Pour conjurer les "douleurs accumulées" depuis le début de la guerre en Syrie, le pays qu'elle a quitté en 2013, Khanom Al-Yazigi, brillante universitaire syrienne, transmet aujourd'hui à des collégiens de Montpellier ce qui l'anime depuis l'enfance: le plaisir d'apprendre et la passion du français.

"Quand je vois les élèves, j'oublie tout. Je suis là pour eux et ils le sentent", se réjouit l'ex-chef du département multilingue de l'Institut supérieur des Langues de Damas, aujourd'hui professeur de français vacataire dans un collège réputé difficile de Montpellier.

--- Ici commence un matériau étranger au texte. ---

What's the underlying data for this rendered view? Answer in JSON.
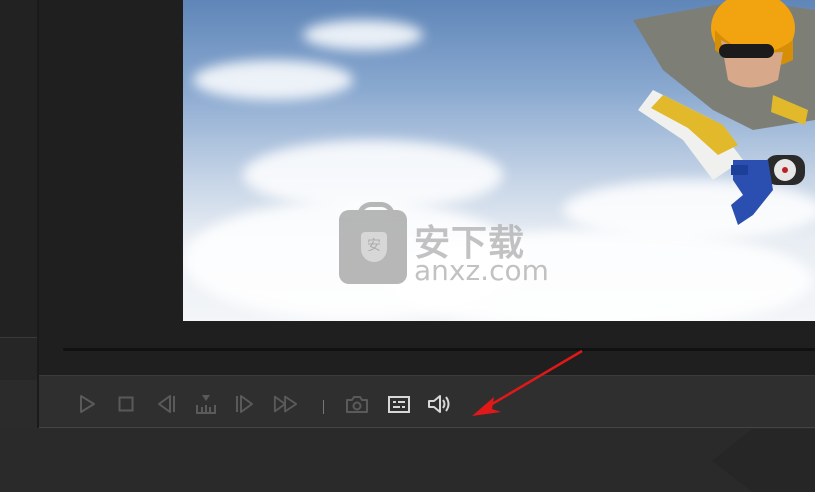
{
  "player": {
    "video": {
      "description_icon": "video-frame"
    },
    "watermark": {
      "cn_text": "安下载",
      "en_text": "anxz.com"
    }
  },
  "controls": {
    "play": {
      "icon": "play-icon"
    },
    "stop": {
      "icon": "stop-icon"
    },
    "prev_frame": {
      "icon": "step-back-icon"
    },
    "markers": {
      "icon": "marker-ruler-icon"
    },
    "next_frame": {
      "icon": "step-forward-icon"
    },
    "fast_forward": {
      "icon": "fast-forward-icon"
    },
    "snapshot": {
      "icon": "camera-icon"
    },
    "subtitles": {
      "icon": "subtitles-icon"
    },
    "volume": {
      "icon": "speaker-icon"
    }
  },
  "colors": {
    "icon_dim": "#5a5a5a",
    "icon_active": "#d8d8d8",
    "annotation_arrow": "#e01818"
  }
}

"Quand j'étais petite, c'était un grand plaisir d'aller à l'école, d'apprendre", raconte encore cette élégante femme brune derrière ses lunettes métalliques couleur rouille. Dès l'âge de six ans, appelée au tableau pour expliquer un exercice, la petite fille "développe des astuces pour captiver et calmer" son auditoire. "Enseigner a toujours été un grand plaisir même si, au départ, je préférais la recherche et la traduction", avoue cette passionnée de poésie.

Née il y a 47 ans un 14 juillet à Salamieh (ouest de la Syrie), la ville natale du poète Mohammed al-Maghout (mort en 2006), Khanom est encouragée par ses parents, pourtant non francophones, à apprendre le français, et à être autonome.

A 16 ans, la lycéenne issue d'une fratrie de six enfants élevés dans une famille de tradition musulmane et tournés vers l'excellence, choisit donc d'étudier la langue de Molière et non l'anglais, considéré comme plus prestigieux. Après un bac scientifique avec mention, elle obtient en 1992 une licence de langue et littérature françaises à l'université de Damas et découvre la France.

Sept ans plus tard, elle fait une maîtrise de Français langue étrangère puis un DEA à l'université Paul Valéry de Montpellier, où elle tisse des relations "très profondes", en particulier avec sa directrice de thèse Michèle Verdelhan. Cette dernière est frappée dès cette époque par "le courage face aux difficultés" que montre l'étudiante et "sa capacité à aider les autres".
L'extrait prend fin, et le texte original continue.